Hundred years ago, the industrial realization of the famous Haber Bosch process for ammonia became the beginning of the end for the Birkeland Eyde electric arc process.
The Haber Bosch process took advantage of the ammonia synthesis patent from 1908. The ammonia synthesis patent is utilizing the fact that a nitrogen molecule can only be fixed to a catalyst in an oxygen free atmosphere. At high pressure (300 bar) and temperature (700K) hydrogen and nitrogen were reacted to ammonia over an iron catalyst. The subsequent process stream is cooled – the ammonia is condensing and extracted from the continuous process loop – where the unreacted hydrogen and nitrogen is recycled back to the synthesis feed.
The ammonia synthesis relies on the cost of hydrogen. Ammonia was already the basis for BASF’s chemical business hundred years ago. Hydrogen became readily available from all kinds of fossil fuels. (See xxxx curve of development) The steam reforming process, where water and methane is converted to hydrogen and nitrogen in the right stoichiometric ratio is one the most elegant processes ever developed. It’s present weakness is the dependence of methane at low cost. The global cost of methane and economy of scale is driving the ammonia business.
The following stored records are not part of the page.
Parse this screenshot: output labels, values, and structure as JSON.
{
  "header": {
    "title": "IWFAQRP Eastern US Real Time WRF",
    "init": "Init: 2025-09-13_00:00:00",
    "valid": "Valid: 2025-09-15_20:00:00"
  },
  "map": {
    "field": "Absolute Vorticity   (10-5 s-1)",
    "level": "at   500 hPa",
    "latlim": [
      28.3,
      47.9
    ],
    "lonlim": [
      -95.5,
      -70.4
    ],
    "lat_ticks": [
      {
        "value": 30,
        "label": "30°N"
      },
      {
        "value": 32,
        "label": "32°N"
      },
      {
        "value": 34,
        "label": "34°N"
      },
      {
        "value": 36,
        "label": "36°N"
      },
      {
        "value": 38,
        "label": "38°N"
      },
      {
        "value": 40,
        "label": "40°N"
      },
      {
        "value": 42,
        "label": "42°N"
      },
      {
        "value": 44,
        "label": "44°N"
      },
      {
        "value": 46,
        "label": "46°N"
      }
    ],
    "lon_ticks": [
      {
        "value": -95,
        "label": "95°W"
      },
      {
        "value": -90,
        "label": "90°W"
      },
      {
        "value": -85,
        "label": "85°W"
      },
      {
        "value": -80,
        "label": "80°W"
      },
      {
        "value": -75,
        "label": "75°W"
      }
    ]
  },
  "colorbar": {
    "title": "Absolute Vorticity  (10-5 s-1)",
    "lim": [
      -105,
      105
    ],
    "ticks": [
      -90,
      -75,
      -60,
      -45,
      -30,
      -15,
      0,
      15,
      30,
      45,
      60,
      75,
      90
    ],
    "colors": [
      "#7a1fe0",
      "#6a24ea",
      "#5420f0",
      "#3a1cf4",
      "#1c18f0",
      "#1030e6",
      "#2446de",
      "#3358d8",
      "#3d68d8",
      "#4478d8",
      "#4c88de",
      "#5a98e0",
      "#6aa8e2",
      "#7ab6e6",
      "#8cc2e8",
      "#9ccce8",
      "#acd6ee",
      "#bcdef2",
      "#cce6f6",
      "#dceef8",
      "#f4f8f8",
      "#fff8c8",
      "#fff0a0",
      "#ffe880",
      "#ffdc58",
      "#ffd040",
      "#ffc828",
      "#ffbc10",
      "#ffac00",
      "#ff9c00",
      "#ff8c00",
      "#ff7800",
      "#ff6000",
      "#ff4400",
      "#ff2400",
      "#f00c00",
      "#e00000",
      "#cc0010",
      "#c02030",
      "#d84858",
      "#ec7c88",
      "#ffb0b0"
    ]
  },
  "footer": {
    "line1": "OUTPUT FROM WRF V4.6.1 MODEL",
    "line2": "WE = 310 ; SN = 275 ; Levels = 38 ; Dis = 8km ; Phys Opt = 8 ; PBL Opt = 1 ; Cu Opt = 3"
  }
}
The process licensors and operators of ammonia plants are presenting the same technical challenges as was overcome by Dr. Bosch hundred years ago. Hydrogen blistering and cracking of high pressure equipment is still dominating the agenda.
In India and China, gas is the Achilles heel in the fertilizer production. The ammonia process can compete for gas with any industrial application, but is loosing against the public demand for heating, cooking and cooling. The gas networks represent the end of cheap gas to the ammonia industry. We are in peak oil, peak gas and peak ammonia.
Which means: After hundred years the Birkeland Eyde process strikes back! N2 Applied’s mission.
Knut Hamsun is wrong – even after 100 years all is not forgotten.